Most senior executives have embraced the idea that companies with diverse and inclusive workforces — particularly at the management and executive levels — tend to outperform their more homogenous competitors on financial performance, talent retention and overall employee morale.
However, studies show that relatively few CEOs, chief financial officers and other top-level business leaders actively drive performance in corporate diversity programs.
A study released last month by the Los Angeles-based Korn/Ferry Institute found that while 96% of senior executives polled said workforce diversity can improve business results and employee engagement, only 72% directed their organization to implement a formal diversity strategy or program.
“The senior executive has to play a huge role in setting the expectations (for diversity programs), and it's only after that when you can start to execute on that,” said Chris Maleno, Philadelphia-based division president of Ace USA.
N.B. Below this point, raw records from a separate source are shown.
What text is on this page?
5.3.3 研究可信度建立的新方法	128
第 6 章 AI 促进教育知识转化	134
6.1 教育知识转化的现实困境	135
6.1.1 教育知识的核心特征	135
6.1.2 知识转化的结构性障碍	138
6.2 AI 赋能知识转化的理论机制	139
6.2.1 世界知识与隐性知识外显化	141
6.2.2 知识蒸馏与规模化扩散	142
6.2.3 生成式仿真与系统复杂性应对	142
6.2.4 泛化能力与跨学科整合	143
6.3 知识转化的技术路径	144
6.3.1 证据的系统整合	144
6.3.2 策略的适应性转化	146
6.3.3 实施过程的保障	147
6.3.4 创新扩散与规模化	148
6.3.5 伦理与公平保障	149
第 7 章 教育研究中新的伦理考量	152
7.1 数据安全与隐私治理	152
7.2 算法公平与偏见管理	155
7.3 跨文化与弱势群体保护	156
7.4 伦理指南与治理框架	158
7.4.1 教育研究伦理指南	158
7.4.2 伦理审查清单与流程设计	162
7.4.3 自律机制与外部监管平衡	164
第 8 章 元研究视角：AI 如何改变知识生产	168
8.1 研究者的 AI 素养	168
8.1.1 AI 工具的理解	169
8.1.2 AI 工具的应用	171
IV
To begin with, experts said senior executives bear the responsibility of establishing a corporate culture that values inclusion and diversity of thought at all operational levels, including talent management, advertising and brand management, client and customer relations, and supplier agreements.
“Diversity has to be seen internally and externally as part of the organizational DNA,” said Shirley Davis Sheppard, Alexandria, Va.-based vice president of global diversity, inclusion and workforce flexibility for the Society for Human Resource Management. “It can't be seen as just a program you put in place. It has to be woven into the operational fabric of your company, not just a human resources initiative.”
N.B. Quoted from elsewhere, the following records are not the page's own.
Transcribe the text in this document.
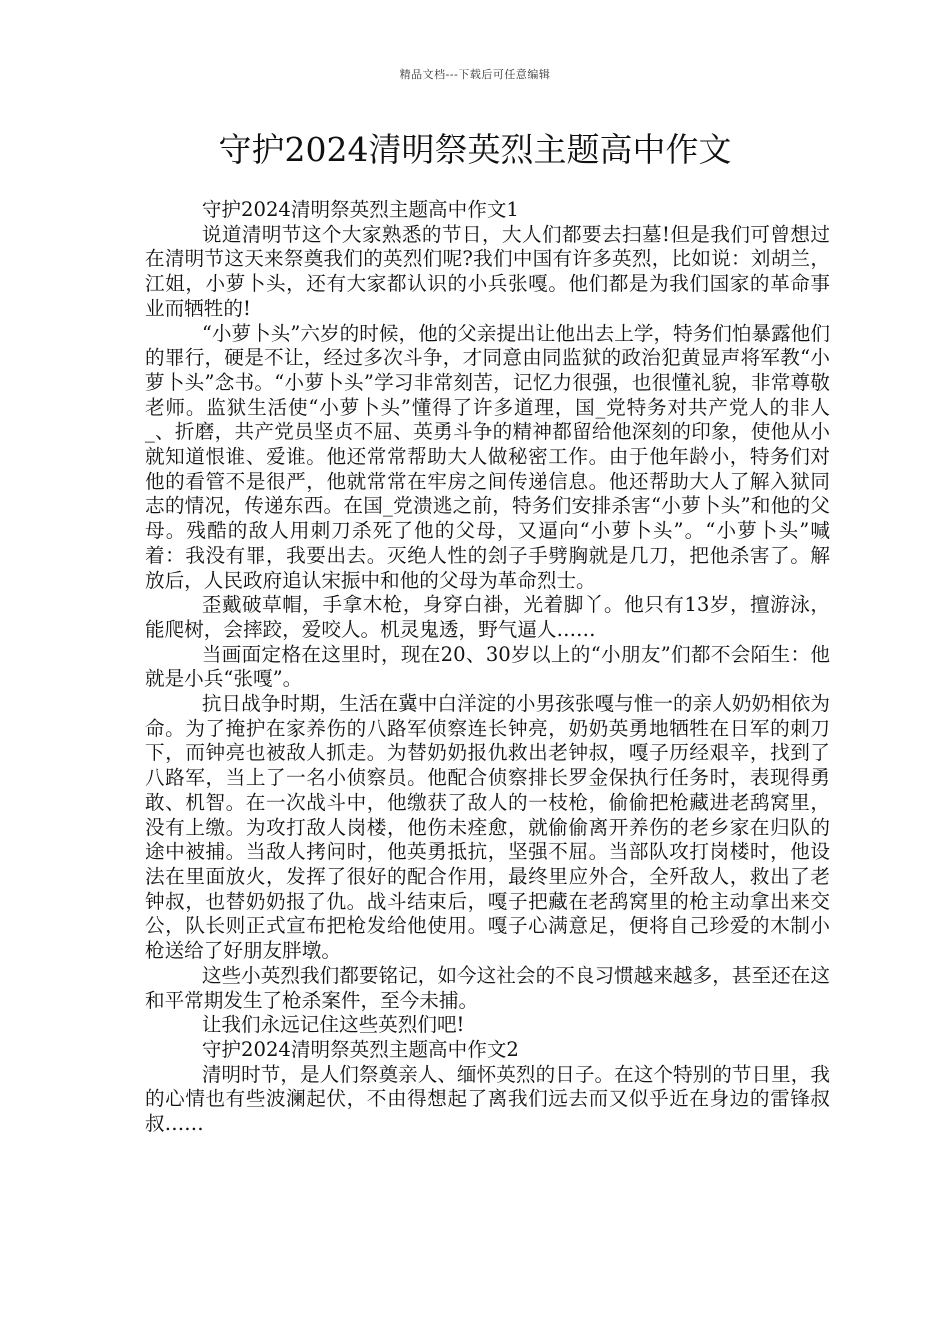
精品文档---下载后可任意编辑
守护2024清明祭英烈主题高中作文

守护2024清明祭英烈主题高中作文1

说道清明节这个大家熟悉的节日，大人们都要去扫墓!但是我们可曾想过在清明节这天来祭奠我们的英烈们呢?我们中国有许多英烈，比如说：刘胡兰，江姐，小萝卜头，还有大家都认识的小兵张嘎。他们都是为我们国家的革命事业而牺牲的!

“小萝卜头”六岁的时候，他的父亲提出让他出去上学，特务们怕暴露他们的罪行，硬是不让，经过多次斗争，才同意由同监狱的政治犯黄显声将军教“小萝卜头”念书。“小萝卜头”学习非常刻苦，记忆力很强，也很懂礼貌，非常尊敬老师。监狱生活使“小萝卜头”懂得了许多道理，国_党特务对共产党人的非人_、折磨，共产党员坚贞不屈、英勇斗争的精神都留给他深刻的印象，使他从小就知道恨谁、爱谁。他还常常帮助大人做秘密工作。由于他年龄小，特务们对他的看管不是很严，他就常常在牢房之间传递信息。他还帮助大人了解入狱同志的情况，传递东西。在国_党溃逃之前，特务们安排杀害“小萝卜头”和他的父母。残酷的敌人用刺刀杀死了他的父母，又逼向“小萝卜头”。“小萝卜头”喊着：我没有罪，我要出去。灭绝人性的刽子手劈胸就是几刀，把他杀害了。解放后，人民政府追认宋振中和他的父母为革命烈士。

歪戴破草帽，手拿木枪，身穿白褂，光着脚丫。他只有13岁，擅游泳，能爬树，会摔跤，爱咬人。机灵鬼透，野气逼人……

当画面定格在这里时，现在20、30岁以上的“小朋友”们都不会陌生：他就是小兵“张嘎”。

抗日战争时期，生活在冀中白洋淀的小男孩张嘎与惟一的亲人奶奶相依为命。为了掩护在家养伤的八路军侦察连长钟亮，奶奶英勇地牺牲在日军的刺刀下，而钟亮也被敌人抓走。为替奶奶报仇救出老钟叔，嘎子历经艰辛，找到了八路军，当上了一名小侦察员。他配合侦察排长罗金保执行任务时，表现得勇敢、机智。在一次战斗中，他缴获了敌人的一枝枪，偷偷把枪藏进老鸹窝里，没有上缴。为攻打敌人岗楼，他伤未痊愈，就偷偷离开养伤的老乡家在归队的途中被捕。当敌人拷问时，他英勇抵抗，坚强不屈。当部队攻打岗楼时，他设法在里面放火，发挥了很好的配合作用，最终里应外合，全歼敌人，救出了老钟叔，也替奶奶报了仇。战斗结束后，嘎子把藏在老鸹窝里的枪主动拿出来交公，队长则正式宣布把枪发给他使用。嘎子心满意足，便将自己珍爱的木制小枪送给了好朋友胖墩。

这些小英烈我们都要铭记，如今这社会的不良习惯越来越多，甚至还在这和平常期发生了枪杀案件，至今未捕。

让我们永远记住这些英烈们吧!

守护2024清明祭英烈主题高中作文2

清明时节，是人们祭奠亲人、缅怀英烈的日子。在这个特别的节日里，我的心情也有些波澜起伏，不由得想起了离我们远去而又似乎近在身边的雷锋叔叔……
At the operational level, experts outlined several steps senior corporate leaders can take to drive greater inclusion of women and minorities in their managerial and executive spheres.
One particularly effective method to reinforce the importance of diversity, experts said, is incorporating such benchmarks in managers' and executives' performance appraisals and compensation structures.
“Tactically, CEOs get to approve a lot of things within their organizations that specifically and concretely affect your culture and your programs,” said David North, Memphis, Tenn.-based president and CEO of Sedgwick Claims Management Services Inc. “You have to have institutional ways to make sure that unintentional discrimination doesn't occur, and we have the power to put those programs in place.”
Only 52% of executives said their companies' management reviews included diversity as a measure of effectiveness, and only 23% said diversity goals factored into their own compensation structures as of August of this year, according to the Korn/Ferry Institute's report.
Additionally, when employers have established diversity councils or committees within their organization, experts said it is critical senior executives make a visible effort to participate in those groups as a symbolic gesture of support for their efforts, if not to take an active role in steering their activities.
According to a March study by Calvert Investment Management Inc., seven of 10 companies on the Standard & Poor's list of the 100 largest U.S.-based firms have established diversity councils, but only 56 CEOs participate in them.
“Whatever we're doing today, the facts prove that it's not enough,” Mr. North said. “CEOs do fundamentally believe that (diversity) is an important thing to pursue; but in spite of that belief, meritocracy by itself is not working very well. We have to go further than saying that we're just going to let the best people move forward.”
Predictably, experts said, the lack of engagement in diversity programming among CEOs and other corporate leaders is reflected most sharply in the consistently paltry representation of women and minorities occupying senior leadership roles. According to the most recent examination of U.S. workforce demographics by the U.S. Bureau of Labor Statistics, less than 25% of chief executive positions were held by women in 2012.
Racial and ethnic minorities have fared even worse. Just 3.7% of U.S. CEOs were black, 4.2% were Asian and 4.7% were Hispanic in 2012.
“From a corporate perspective, that represents a huge loss in resources,” said Meryle Mahrer Kaplan, New York-based senior vice president at Catalyst Inc., referring specifically to the dearth of women in senior corporate leadership roles. “I look at this and I see lousy talent stewardship.”